DIRECTED BY: Mohammad Rasoulof

Year: 2009
Country: Iran
Length: 93′
Language: Persian
Subtitles: EN,CZ
Premiere: San Sebastian IFF

The white meadows + Q&A

کشتزارهای سپید

DIRECTED BY: Mohammad Rasoulof

A withdrawn and quiet boatman navigates the increasingly brackish waters of scattered islands, collecting the tears of its inhabitants. The islands are cursed by the salt from the sea, and the skies stubbornly refuse to give rain to wash it away. Every island deals with this in their own way; all with equal futility. Despite his unending efforts to ease their pain, the boatman remains powerless against the residents’ attempts to appease the gods to make their salt pan of islands green again, whether by offering a bride to the sea or by forcibly treating the eyes of a painter who sees the world in different colours.

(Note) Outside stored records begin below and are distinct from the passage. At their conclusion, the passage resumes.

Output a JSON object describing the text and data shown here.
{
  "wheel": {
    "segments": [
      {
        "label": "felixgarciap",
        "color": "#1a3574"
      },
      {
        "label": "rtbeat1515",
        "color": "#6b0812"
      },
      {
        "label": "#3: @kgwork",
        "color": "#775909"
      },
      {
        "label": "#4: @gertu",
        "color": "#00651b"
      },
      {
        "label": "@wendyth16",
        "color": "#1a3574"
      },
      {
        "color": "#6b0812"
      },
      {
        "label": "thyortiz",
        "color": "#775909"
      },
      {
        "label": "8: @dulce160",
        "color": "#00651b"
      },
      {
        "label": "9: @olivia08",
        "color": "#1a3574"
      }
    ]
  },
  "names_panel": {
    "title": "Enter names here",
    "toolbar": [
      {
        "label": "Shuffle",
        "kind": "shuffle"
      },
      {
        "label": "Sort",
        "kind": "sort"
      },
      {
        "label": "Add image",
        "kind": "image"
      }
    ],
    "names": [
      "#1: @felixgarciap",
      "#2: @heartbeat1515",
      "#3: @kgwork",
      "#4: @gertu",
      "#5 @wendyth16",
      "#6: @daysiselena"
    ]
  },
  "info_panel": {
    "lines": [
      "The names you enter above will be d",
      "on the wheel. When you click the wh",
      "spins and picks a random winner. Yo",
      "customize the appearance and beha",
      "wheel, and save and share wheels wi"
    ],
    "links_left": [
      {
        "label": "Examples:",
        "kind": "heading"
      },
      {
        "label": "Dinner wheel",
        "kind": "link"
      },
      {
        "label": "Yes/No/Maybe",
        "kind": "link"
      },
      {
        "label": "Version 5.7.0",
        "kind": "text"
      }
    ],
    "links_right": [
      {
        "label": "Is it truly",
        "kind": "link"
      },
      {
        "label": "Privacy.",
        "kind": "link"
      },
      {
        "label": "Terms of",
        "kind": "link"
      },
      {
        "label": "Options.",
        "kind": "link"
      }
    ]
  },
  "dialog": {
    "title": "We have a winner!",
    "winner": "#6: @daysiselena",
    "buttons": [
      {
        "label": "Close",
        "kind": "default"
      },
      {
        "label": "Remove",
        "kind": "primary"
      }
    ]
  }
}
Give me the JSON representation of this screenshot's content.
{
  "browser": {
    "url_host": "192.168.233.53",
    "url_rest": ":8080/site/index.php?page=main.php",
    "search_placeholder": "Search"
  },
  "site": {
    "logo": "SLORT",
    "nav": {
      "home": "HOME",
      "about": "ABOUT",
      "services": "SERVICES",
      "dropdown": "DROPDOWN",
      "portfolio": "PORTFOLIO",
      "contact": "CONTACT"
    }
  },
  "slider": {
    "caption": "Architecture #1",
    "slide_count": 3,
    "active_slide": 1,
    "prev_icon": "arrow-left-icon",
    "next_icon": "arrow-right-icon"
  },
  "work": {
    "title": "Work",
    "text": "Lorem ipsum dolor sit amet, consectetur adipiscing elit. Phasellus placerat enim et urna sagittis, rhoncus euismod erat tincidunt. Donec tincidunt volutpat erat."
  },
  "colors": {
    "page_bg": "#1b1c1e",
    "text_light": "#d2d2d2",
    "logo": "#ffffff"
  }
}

It is only when he is joined on his mysterious journey by a young boy searching for his father that years of ceaseless journeys to these islands begin to find a different meaning for the boatman and for the islands he visits.

A masterpiece of Iranian cinema and an enthralling journey into the dark realm of Iranian politics, The White Meadows draws first-hand on the harsh realities and the challenges faced by Iranian artists of today and is a brave, deeply atmospheric and mesmerizing allegory of intolerance and brutality.



Mohammad Rasoulof

Born in Shiraz in 1972, Mohammad Rasoulof started his filmmaking career with documentaries while studying sociology at university. His first film, The Twilight, won the Best Film at the Fajr Film Festival in Iran. Following the release of his second film, Iron Island, which premiered at the Cannes Directors’ Fortnight, he ran into major difficulties with censorship laws in Iran and his opportunities to go on producing and screening films were severely limited by the Iranian authorities.

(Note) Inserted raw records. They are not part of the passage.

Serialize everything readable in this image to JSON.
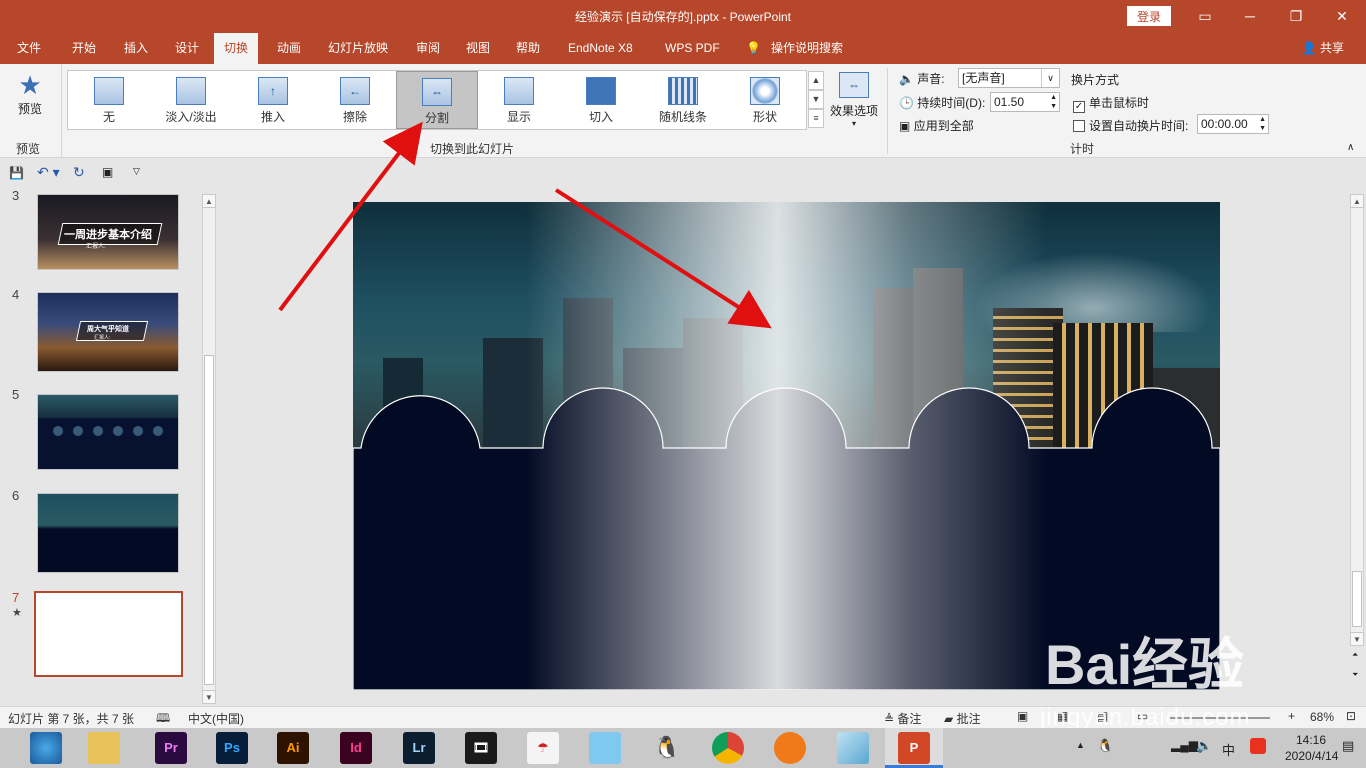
{
  "window": {
    "title": "经验演示 [自动保存的].pptx  -  PowerPoint",
    "login_label": "登录"
  },
  "menu": {
    "items": [
      "文件",
      "开始",
      "插入",
      "设计",
      "切换",
      "动画",
      "幻灯片放映",
      "审阅",
      "视图",
      "帮助",
      "EndNote X8",
      "WPS PDF"
    ],
    "active": "切换",
    "tell_me": "操作说明搜索",
    "share": "共享"
  },
  "ribbon": {
    "preview_button": "预览",
    "preview_group": "预览",
    "transitions": [
      "无",
      "淡入/淡出",
      "推入",
      "擦除",
      "分割",
      "显示",
      "切入",
      "随机线条",
      "形状"
    ],
    "selected_transition": "分割",
    "effect_options": "效果选项",
    "transitions_group": "切换到此幻灯片",
    "sound_label": "声音:",
    "sound_value": "[无声音]",
    "duration_label": "持续时间(D):",
    "duration_value": "01.50",
    "apply_all": "应用到全部",
    "advance_header": "换片方式",
    "on_click_label": "单击鼠标时",
    "on_click_checked": true,
    "after_label": "设置自动换片时间:",
    "after_checked": false,
    "after_value": "00:00.00",
    "timing_group": "计时"
  },
  "thumbnails": [
    {
      "num": "3",
      "text": "一周进步基本介绍",
      "sub": "汇报人:"
    },
    {
      "num": "4",
      "text": "周大气乎知道",
      "sub": "汇报人:"
    },
    {
      "num": "5"
    },
    {
      "num": "6"
    },
    {
      "num": "7",
      "star": "★",
      "selected": true
    }
  ],
  "status": {
    "slide_info": "幻灯片 第 7 张，共 7 张",
    "language": "中文(中国)",
    "notes": "备注",
    "comments": "批注",
    "zoom": "68%",
    "zoom_plus": "+"
  },
  "taskbar": {
    "apps": [
      "Pr",
      "Ps",
      "Ai",
      "Id",
      "Lr"
    ],
    "time": "14:16",
    "date": "2020/4/14",
    "ime": "中",
    "colors": {
      "Pr": "#2a0a3f",
      "Ps": "#061e3a",
      "Ai": "#2d1200",
      "Id": "#3a0320",
      "Lr": "#0b1d2e"
    }
  },
  "watermark": {
    "text": "Bai经验",
    "url": "jingyan.baidu.com"
  }
}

To date, Mohammad Rasoulof has produced seven feature films, none of which have been screened in Iran due to censorship, even though they have enjoyed wide audiences abroad. Rasoulof’s cinema had originally relied on allegorical narratives as a means for expression and criticism, until 2010 when he decisively opted for a more direct form of engagement. In March 2010, Rasoulof was arrested while directing a project alongside Jafar Panahi. In the subsequent trial, he was sentenced to six years in prison, a sentence that was later reduced to one year. He was then released on bail.

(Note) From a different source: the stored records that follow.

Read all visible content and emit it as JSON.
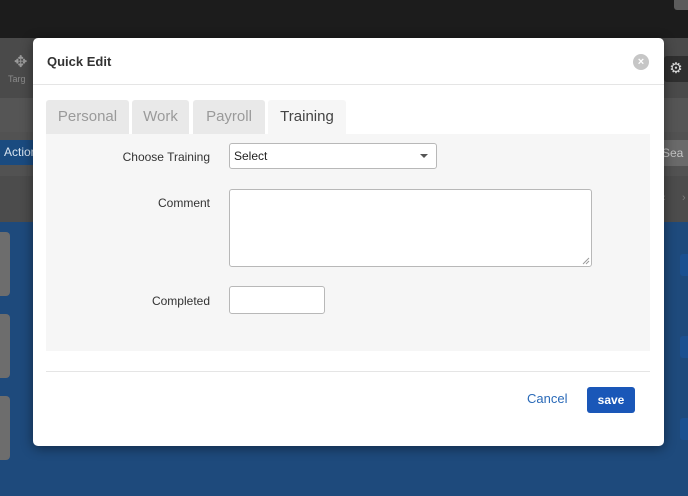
{
  "background": {
    "toolbar_label": "Targ",
    "action_button": "Action",
    "search_stub": "Sea"
  },
  "modal": {
    "title": "Quick Edit",
    "close_icon": "close-icon",
    "tabs": [
      {
        "label": "Personal",
        "active": false
      },
      {
        "label": "Work",
        "active": false
      },
      {
        "label": "Payroll",
        "active": false
      },
      {
        "label": "Training",
        "active": true
      }
    ],
    "fields": {
      "training_label": "Choose Training",
      "training_value": "Select",
      "comment_label": "Comment",
      "comment_value": "",
      "completed_label": "Completed",
      "completed_value": ""
    },
    "footer": {
      "cancel_label": "Cancel",
      "save_label": "save"
    }
  },
  "colors": {
    "accent": "#1a57b8",
    "link": "#2a6ab8",
    "panel_bg": "#f6f6f6",
    "app_blue": "#1e4a7c"
  }
}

Mohammad Rasoulof has been awarded many accolades for his films. In 2011, he won the Best Director for his film, Goodbye at the Un Certain Regard section of the Cannes Film Festival. In 2013, he won the FIPRESCI Prize from the International Federation of Film Critics at Un Certain Regard for Manuscripts Don’t Burn. In 2017, he won the main prize at the Un Certain Regard section for A Man of Integrity. Upon returning to Iran in September 2017, he was officially banned from leaving the country, a verdict which is still in effect. He was accused of ‘endangering national security’ and ‘spreading propaganda against the Islamic government’. He was sentenced to one year in prison and was prohibited from joining any political and social organizations. All these limitations have not stopped Rasoulof from working. His latest film, There Is No Evil, which he made without any official permissions from the Iranian authorities, won the golden bear for the best film at the Berlinale Film Festival.

In July 2022, Rasoulof was arrested in the wake of a violent government crackdown, on the pretext of a one-year prison sentence issued for his film, The Man of Integrity. He is still in prison today.